DIA-ME is just a name for how literally everyone processes single cell DIA data. We know library free isn't as good as library. And we know that it really doesn't make sense to look for transcription factors in global single cell data. Not even the marketing releases at ASMS have claimed to get to proteins at 10 copies/cell and - oh boy - there are some slide decks from ASMS 2022 that no one has published yet...and not just because I'm reviewing every other SCP paper and limping around punching things while typing anonymous snarky things (I'd rather write snarky things where everyone knows who I am and why). So you run 100 or 200 of your cells on your super sensitive new instrument and you make a library out of that data. Maybe you do that 10 times. Then you analyze your single cells against that library. Works great. Walkthrough here for 2 popular programs.

However - we're all largely doing that because you've got to get 1,000 proteins/cell to get your paper published in a Nature family journal. How much does using these sample specific libraries effect our results and the biological findings?

That's the gold in the method of this paper. These authors painstakingly disect it with spike ins and different library loads and it's all very telling. They use 5 cell and 20 cell and 100 cell libraries and on and on.

If you're interested you can read it. I'm adding it to my reference folder for later.

THEN - the paper gets cool. Forget the mass spec stuff - this group takes some U-2 OS cells which are one of the best studied cell lines for understanding circadian rhythm (smart! stealing this idea for some targeted stuff coming up) and they hit the cells with Interferon gamma. I don't know how to make the funny greek letter thing.

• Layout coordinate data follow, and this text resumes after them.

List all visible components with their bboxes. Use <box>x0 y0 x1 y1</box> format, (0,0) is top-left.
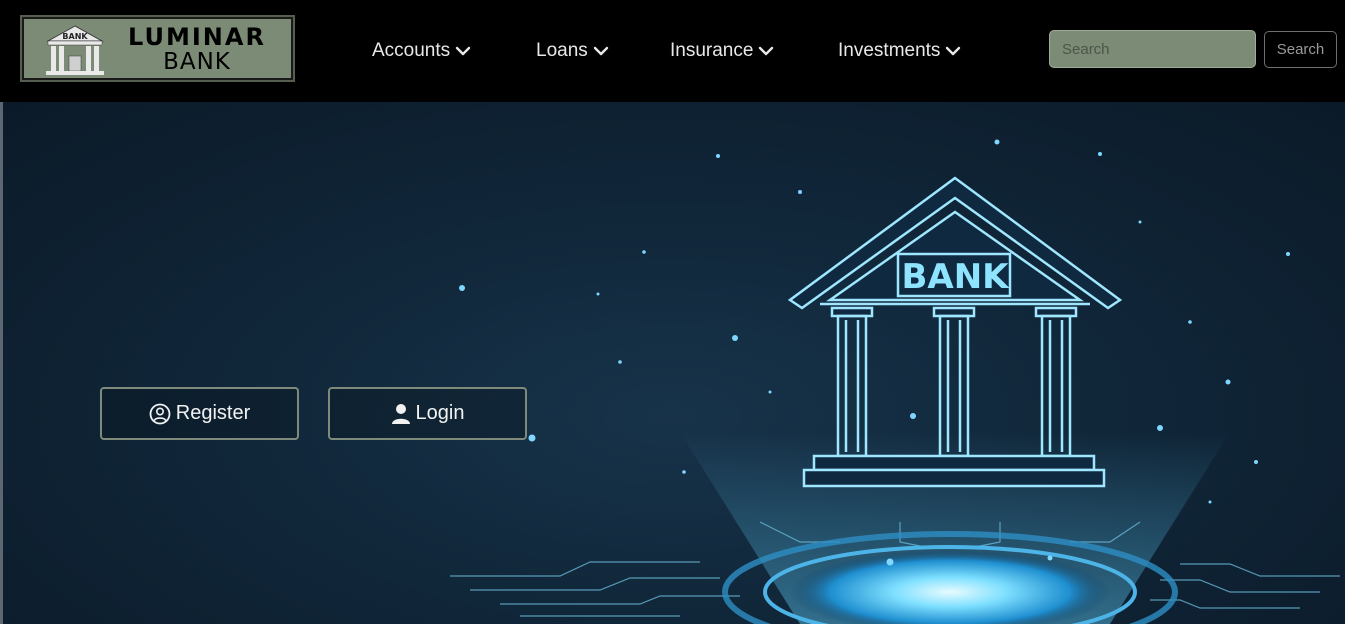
brand-name-line2: BANK <box>163 49 231 75</box>
user-icon <box>391 403 410 424</box>
brand-name-line1: LUMINAR <box>128 23 266 51</box>
search-button[interactable]: Search <box>1264 31 1337 68</box>
nav-item-accounts[interactable]: Accounts <box>372 38 471 64</box>
chevron-down-icon <box>946 46 961 56</box>
nav-item-loans[interactable]: Loans <box>536 38 609 64</box>
brand-name: LUMINAR BANK <box>122 25 272 75</box>
nav-item-investments[interactable]: Investments <box>838 38 961 64</box>
login-button-label: Login <box>415 402 465 424</box>
hero-banner: BANK Register Login <box>0 102 1345 624</box>
search-input[interactable] <box>1049 30 1256 68</box>
nav-item-label: Investments <box>838 40 941 61</box>
navbar: BANK LUMINAR BANK Accounts Loans Insuran… <box>0 0 1345 102</box>
nav-item-label: Insurance <box>670 40 754 61</box>
nav-item-label: Loans <box>536 40 588 61</box>
user-circle-icon <box>149 403 171 424</box>
bank-building-icon: BANK <box>46 25 104 75</box>
chevron-down-icon <box>455 46 471 56</box>
chevron-down-icon <box>593 46 608 56</box>
login-button[interactable]: Login <box>328 387 527 440</box>
brand-logo[interactable]: BANK LUMINAR BANK <box>20 15 295 82</box>
hero-bank-illustration: BANK <box>450 139 1340 624</box>
chevron-down-icon <box>759 46 774 56</box>
nav-item-insurance[interactable]: Insurance <box>670 38 774 64</box>
register-button-label: Register <box>175 402 251 424</box>
logo-icon-label: BANK <box>62 32 88 41</box>
nav-item-label: Accounts <box>372 40 451 61</box>
hero-bank-sign: BANK <box>901 257 1010 297</box>
register-button[interactable]: Register <box>100 387 299 440</box>
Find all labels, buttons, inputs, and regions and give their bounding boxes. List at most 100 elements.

And - no real surprise to anyone who has seen a control/dose response thing in single cells - they identify 2 very different populations of cells. In fact, the two populations appear to be almost entirely opposite in their response! There isn't as much on this as you might hope from the biology side, but it's still cool. Would we want every single one of our cells to go into a pro-inflammatory response? Probaby not! Most adult humans I know are doing everything they possibly can to reduce inflammation whenever possible because that stuff is gross and toxic.

It drives home how important it is for eukaryotic cells that not every cell is going into a full out inflammation cascade when messed up cells derived from a cancer patient and grown in plastic since 1964(!!!) are exhibiting a bimodal response. I was snarky at the beginning of this post, but I think it's both an important and very interesting study, as well as both visually pretty and well organized.